Com a mãe na prisão, a cumprir pena por um crime de homicídio, Daniel Sixto Júnior foi entregue à avó, após a morte do pai, quando tinha apenas 8 anos. O facto de sofrer de paralisia cerebral não o livrou de crescer num ambiente de maus-tratos, vítima alegadamente da sua avó, que terá usado os bens que lhe pertenciam em proveito próprio. Por isso, acusa o Estado de falta de proteção, sobretudo, tendo em conta a sua deficiência. E, aos 28 anos, decidiu iniciar uma luta em tribunal para reclamar justiça e evitar que outras pessoas com deficiência venham a passar pelo mesmo.
Num processo contra a Procuradoria da Instância Central de Família e Menores de Caldas da Rainha, o jovem, licenciado em Ciências da Comunicação, queixa-se do “incumprimento do dever legal de instaurar providência tutelar cível – concretamente tutela e administração de bens relativamente ao autor, durante a sua menoridade”, e pede uma indemnização de cerca de 270 mil euros, por “danos patrimoniais e não patrimoniais”. Mas, acima de tudo, Daniel Júnior, pretende que a sua acção sirva de exemplo, para “que não volte a acontecer o mesmo a outras pessoas com deficiência”.
Em declarações ao JORNAL DE LEIRIA, por intermédio de um dos seus terapeutas, tendo em conta a sua dificuldade em comunicar [LER_MAIS]verbalmente, o jovem sintetiza em poucas palavras a razão da sua revolta: “No início, fizeram uma providência cautelar de dois anos e nunca mais a renovaram. Não foi feita a tutela e apenas abriram o processo para atribuir a pensão de sobrevivência, pela morte do meu pai”.

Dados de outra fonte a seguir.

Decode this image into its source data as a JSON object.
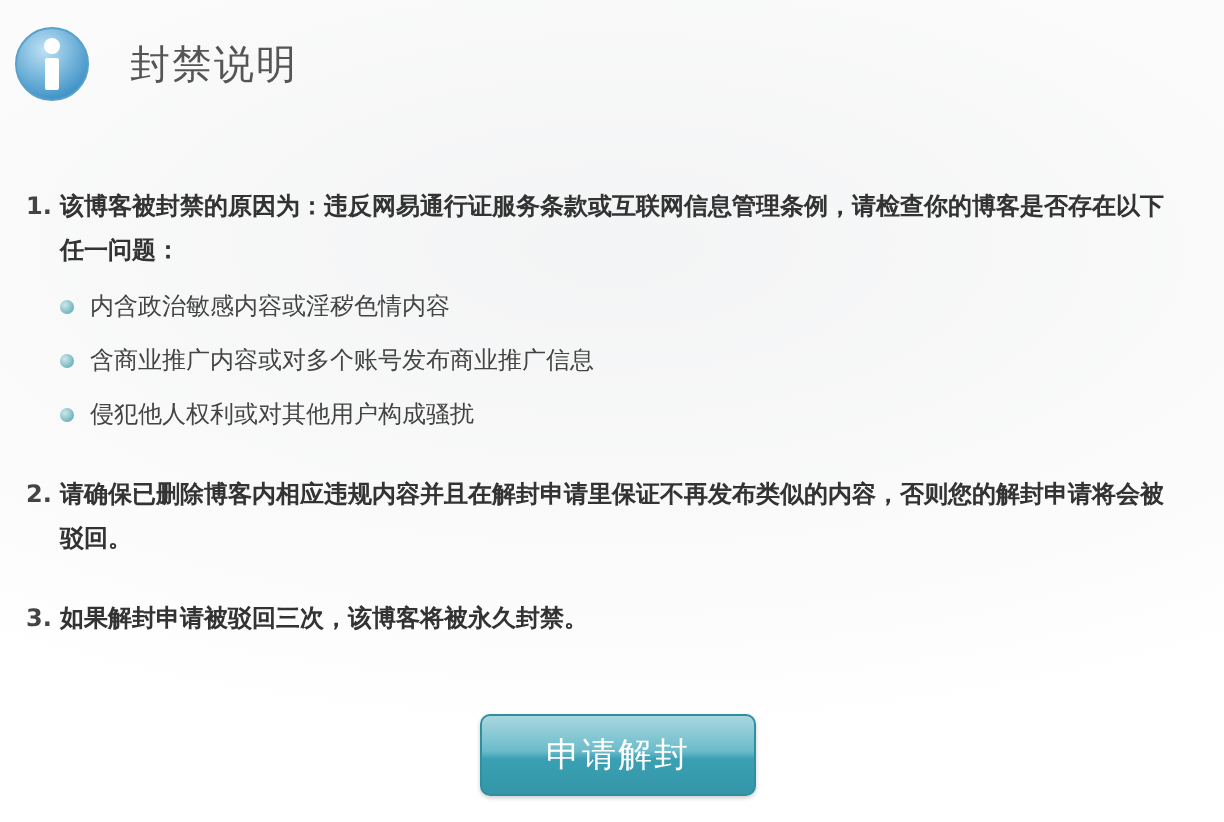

Daniel confessa ainda que foi maltratado pela avó, acusando-a de “abuso de confiança” por ter movimentado a sua conta, recorrendo a “assinaturas e procurações falsas”. Neste sentido, considera que o Estado deve ser responsabilizado, por não ter nomeado ninguém “capaz de cuidar” de si, mesmo depois da avó ter assumido que não tinha competências para tal.
Para ser ressarcido dos danos que diz ter sido vítima, no final de Setembro de 2020, instaurou no Tribunal Administrativo e Fiscal (TAF) de Leiria uma “acção administrativa de responsabilidade civil extracontratual do Estado”, pedindo a condenação do Ministério Público a pagar-lhe a quantia de 270.613,58 euros, a título de “indemnização por danos patrimoniais e não patrimoniais sofridos, acrescida de juros vencidos e vincendos até efectivo e integral pagamento”, refere o acórdão a que o JORNAL DE LEIRIA teve acesso.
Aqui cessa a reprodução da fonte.